Le Tribunal administratif de Lille a rejeté comme manifestement irrecevable la requête de M. B... contestant un avis avant poursuite émis par le comptable public pour le recouvrement d’une créance du lycée Jean Moulin de Roubaix relative aux charges de son logement de fonction. Le juge a relevé que la requête ne contenait aucune conclusion tendant à l’annulation d’une décision ou à la condamnation de l’administration au paiement d’une somme d’argent, en méconnaissance des articles R. 411-1 et R. 421-1 du code de justice administrative. En application du 4° de l’article R. 222-1 du même code, cette irrecevabilité manifeste a conduit au rejet sans invitation à régulariser.
Texte intégral
Le président de la 3ème chambreVu la procédure suivante :
Par une requête, enregistrée le 22 septembre 2025, M. A... B... conteste l’avis avant poursuite émis par le comptable public le 28 août 2025 pour le recouvrement d’une créance d’un montant de 1 309,17 euros détenue par le lycée Jean Moulin de Roubaix, et demande au tribunal la « révision de cette régularisation » relatives aux charges du logement de fonction qu’il occupe.
Vu les autres pièces du dossier.
Vu le code de justice administrative.
Considérant ce qui suit :
1. Aux termes de l’article R. 222-1 du code de justice administrative : « (…) les présidents de formation de jugement des tribunaux (…) peuvent, par ordonnance : /(…)/ 4° Rejeter les requêtes manifestement irrecevables, lorsque la juridiction n'est pas tenue d'inviter leur auteur à les régulariser ou qu'elles n'ont pas été régularisées à l'expiration du délai imparti par une demande en ce sens ; /(…)/ ».
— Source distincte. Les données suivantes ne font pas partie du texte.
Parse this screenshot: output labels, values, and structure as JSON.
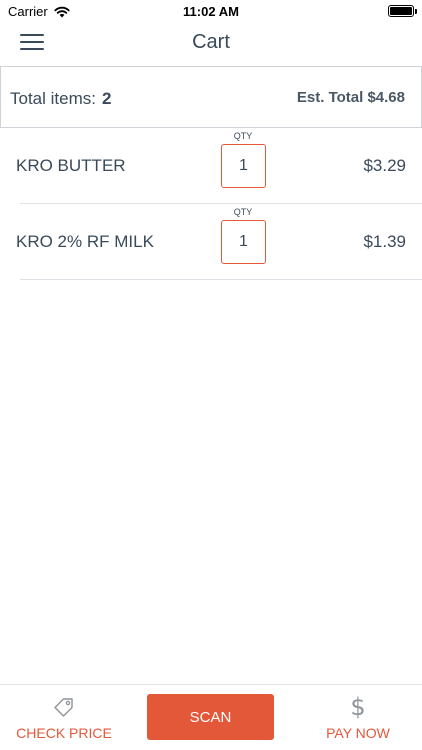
{
  "status_bar": {
    "carrier": "Carrier",
    "time": "11:02 AM"
  },
  "nav": {
    "title": "Cart",
    "menu_icon": "hamburger-menu-icon"
  },
  "summary": {
    "total_items_label": "Total items:",
    "total_items_count": "2",
    "est_total": "Est. Total $4.68"
  },
  "cart": {
    "qty_label": "QTY",
    "items": [
      {
        "name": "KRO BUTTER",
        "qty": "1",
        "price": "$3.29"
      },
      {
        "name": "KRO 2% RF MILK",
        "qty": "1",
        "price": "$1.39"
      }
    ]
  },
  "bottom_bar": {
    "check_price_label": "CHECK PRICE",
    "check_price_icon": "price-tag-icon",
    "scan_label": "SCAN",
    "pay_now_label": "PAY NOW",
    "pay_now_icon": "dollar-icon",
    "pay_icon_glyph": "$"
  },
  "colors": {
    "accent": "#e4583a",
    "text": "#3a4a5a",
    "divider": "#dcdfe3"
  }
}
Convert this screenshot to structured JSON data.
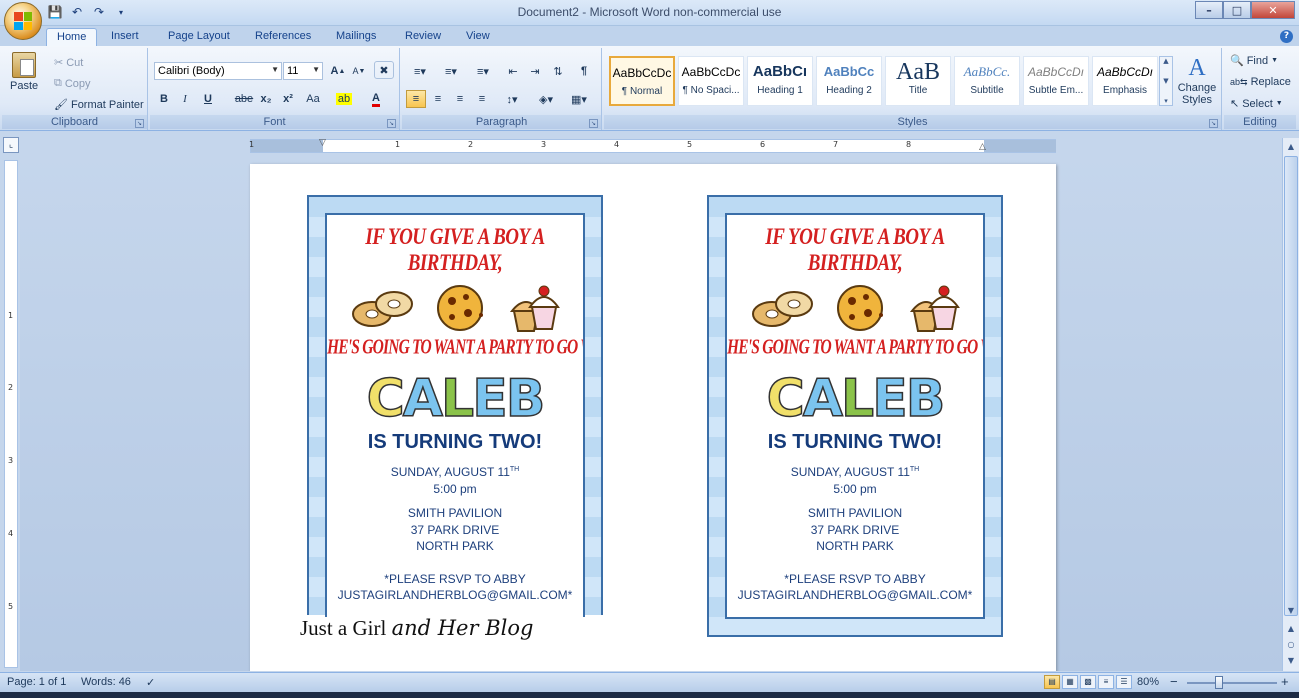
{
  "window": {
    "title": "Document2 - Microsoft Word non-commercial use",
    "controls": {
      "minimize": "–",
      "maximize": "□",
      "close": "✕"
    }
  },
  "quick_access": {
    "save_icon": "save-icon",
    "undo_icon": "undo-icon",
    "redo_icon": "redo-icon"
  },
  "tabs": [
    "Home",
    "Insert",
    "Page Layout",
    "References",
    "Mailings",
    "Review",
    "View"
  ],
  "active_tab": "Home",
  "ribbon": {
    "clipboard": {
      "label": "Clipboard",
      "paste": "Paste",
      "cut": "Cut",
      "copy": "Copy",
      "format_painter": "Format Painter"
    },
    "font": {
      "label": "Font",
      "font_name": "Calibri (Body)",
      "font_size": "11",
      "bold": "B",
      "italic": "I",
      "underline": "U",
      "strike": "abe",
      "subscript": "x₂",
      "superscript": "x²",
      "change_case": "Aa"
    },
    "paragraph": {
      "label": "Paragraph"
    },
    "styles": {
      "label": "Styles",
      "tiles": [
        {
          "sample": "AaBbCcDc",
          "name": "¶ Normal"
        },
        {
          "sample": "AaBbCcDc",
          "name": "¶ No Spaci..."
        },
        {
          "sample": "AaBbCı",
          "name": "Heading 1"
        },
        {
          "sample": "AaBbCc",
          "name": "Heading 2"
        },
        {
          "sample": "AaB",
          "name": "Title"
        },
        {
          "sample": "AaBbCc.",
          "name": "Subtitle"
        },
        {
          "sample": "AaBbCcDı",
          "name": "Subtle Em..."
        },
        {
          "sample": "AaBbCcDı",
          "name": "Emphasis"
        }
      ],
      "change_styles": "Change Styles"
    },
    "editing": {
      "label": "Editing",
      "find": "Find",
      "replace": "Replace",
      "select": "Select"
    }
  },
  "ruler": {
    "numbers": [
      "1",
      "1",
      "2",
      "3",
      "4",
      "5",
      "6",
      "7",
      "8"
    ]
  },
  "vruler": {
    "numbers": [
      "1",
      "2",
      "3",
      "4",
      "5"
    ]
  },
  "invitation": {
    "line1": "IF YOU GIVE A BOY A BIRTHDAY,",
    "line2": "HE'S GOING TO WANT A PARTY TO GO WITH IT...",
    "name_letters": [
      "C",
      "A",
      "L",
      "E",
      "B"
    ],
    "name_colors": [
      "#f1e06a",
      "#7bc4ef",
      "#8bc34a",
      "#7bc4ef",
      "#7bc4ef"
    ],
    "turning": "IS TURNING TWO!",
    "date": "SUNDAY, AUGUST 11",
    "date_sup": "TH",
    "time": "5:00 pm",
    "place": "SMITH PAVILION",
    "street": "37 PARK DRIVE",
    "city": "NORTH PARK",
    "rsvp": "*PLEASE RSVP TO ABBY",
    "email": "JUSTAGIRLANDHERBLOG@GMAIL.COM*"
  },
  "watermark": {
    "plain": "Just a Girl ",
    "script": "and Her Blog"
  },
  "status": {
    "page": "Page: 1 of 1",
    "words": "Words: 46",
    "zoom": "80%",
    "zoom_minus": "−",
    "zoom_plus": "+"
  },
  "colors": {
    "accent": "#15428b",
    "card_border": "#3a6ea8",
    "headline": "#d42020"
  }
}
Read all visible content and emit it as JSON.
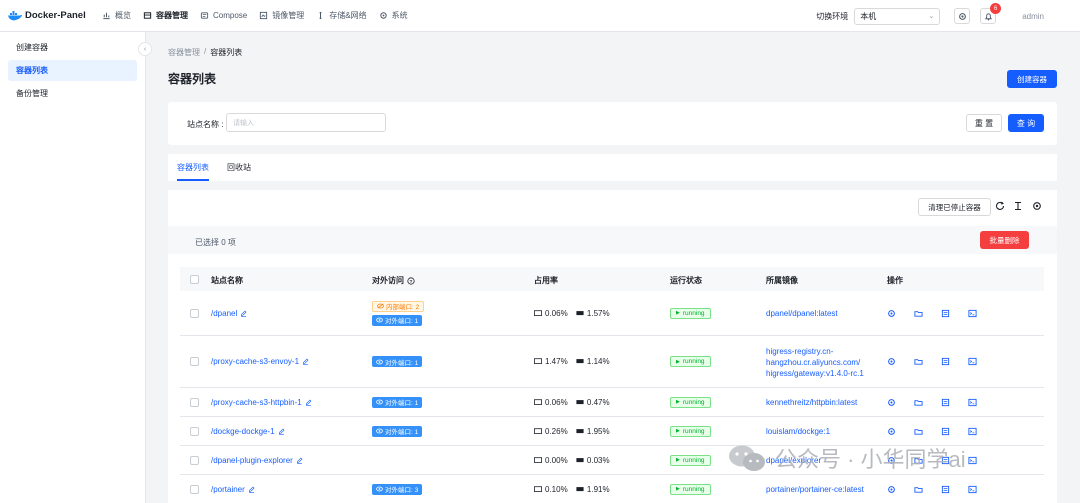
{
  "app": {
    "name": "Docker-Panel"
  },
  "nav": [
    {
      "label": "概览",
      "icon": "chart-icon"
    },
    {
      "label": "容器管理",
      "icon": "container-icon",
      "active": true
    },
    {
      "label": "Compose",
      "icon": "compose-icon"
    },
    {
      "label": "镜像管理",
      "icon": "image-icon"
    },
    {
      "label": "存储&网络",
      "icon": "storage-icon"
    },
    {
      "label": "系统",
      "icon": "gear-icon"
    }
  ],
  "header": {
    "env_label": "切换环境",
    "env_value": "本机",
    "notification_count": "6",
    "user": "admin"
  },
  "sidebar": {
    "items": [
      {
        "label": "创建容器"
      },
      {
        "label": "容器列表",
        "active": true
      },
      {
        "label": "备份管理"
      }
    ]
  },
  "breadcrumb": {
    "parent": "容器管理",
    "separator": "/",
    "current": "容器列表"
  },
  "page": {
    "title": "容器列表",
    "create_label": "创建容器"
  },
  "search": {
    "label": "站点名称 :",
    "placeholder": "请输入",
    "reset_label": "重 置",
    "query_label": "查 询"
  },
  "tabs": [
    {
      "label": "容器列表",
      "active": true
    },
    {
      "label": "回收站"
    }
  ],
  "toolbar": {
    "clean_label": "清理已停止容器"
  },
  "selection": {
    "text": "已选择  0  项",
    "bulk_delete_label": "批量删除"
  },
  "table": {
    "columns": {
      "name": "站点名称",
      "access": "对外访问",
      "usage": "占用率",
      "status": "运行状态",
      "image": "所属镜像",
      "ops": "操作"
    },
    "rows": [
      {
        "name": "/dpanel",
        "internal": "内部端口: 2",
        "external": "对外端口: 1",
        "cpu": "0.06%",
        "mem": "1.57%",
        "status": "running",
        "image": [
          "dpanel/dpanel:latest"
        ]
      },
      {
        "name": "/proxy-cache-s3-envoy-1",
        "internal": "",
        "external": "对外端口: 1",
        "cpu": "1.47%",
        "mem": "1.14%",
        "status": "running",
        "image": [
          "higress-registry.cn-",
          "hangzhou.cr.aliyuncs.com/",
          "higress/gateway:v1.4.0-rc.1"
        ]
      },
      {
        "name": "/proxy-cache-s3-httpbin-1",
        "internal": "",
        "external": "对外端口: 1",
        "cpu": "0.06%",
        "mem": "0.47%",
        "status": "running",
        "image": [
          "kennethreitz/httpbin:latest"
        ]
      },
      {
        "name": "/dockge-dockge-1",
        "internal": "",
        "external": "对外端口: 1",
        "cpu": "0.26%",
        "mem": "1.95%",
        "status": "running",
        "image": [
          "louislam/dockge:1"
        ]
      },
      {
        "name": "/dpanel-plugin-explorer",
        "internal": "",
        "external": "",
        "cpu": "0.00%",
        "mem": "0.03%",
        "status": "running",
        "image": [
          "dpanel/explorer"
        ]
      },
      {
        "name": "/portainer",
        "internal": "",
        "external": "对外端口: 3",
        "cpu": "0.10%",
        "mem": "1.91%",
        "status": "running",
        "image": [
          "portainer/portainer-ce:latest"
        ]
      }
    ]
  },
  "watermark": {
    "text": "公众号 · 小华同学ai"
  },
  "colors": {
    "primary": "#165dff",
    "danger": "#f53f3f",
    "success": "#00b42a",
    "tag": "#3491fa"
  }
}
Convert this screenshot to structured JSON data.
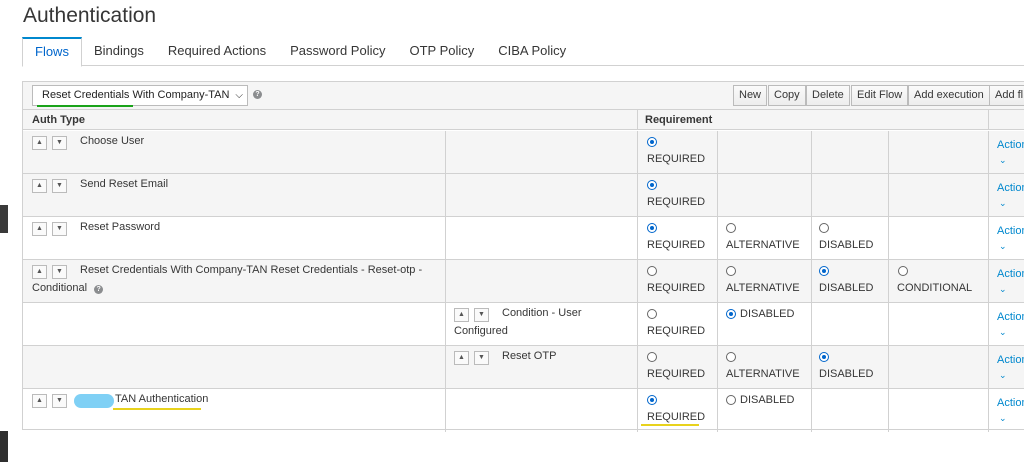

2. Aux termes de l’article R. 411-1 du code de justice administrative : « La juridiction est saisie par requête. La requête indique les nom et domicile des parties. Elle contient l’exposé des faits et moyens, ainsi que l’énoncé des conclusions soumises au juge. ». Aux termes de l’article R. 421-1 de ce code : « La juridiction ne peut être saisie que par voie de recours formé contre une décision, et ce, dans les deux mois à partir de la notification ou de la publication de la décision attaquée. / Lorsque la requête tend au paiement d’une somme d’argent, elle n’est recevable qu’après l’intervention de la décision prise par l’administration sur une demande préalablement formée devant elle (…). ».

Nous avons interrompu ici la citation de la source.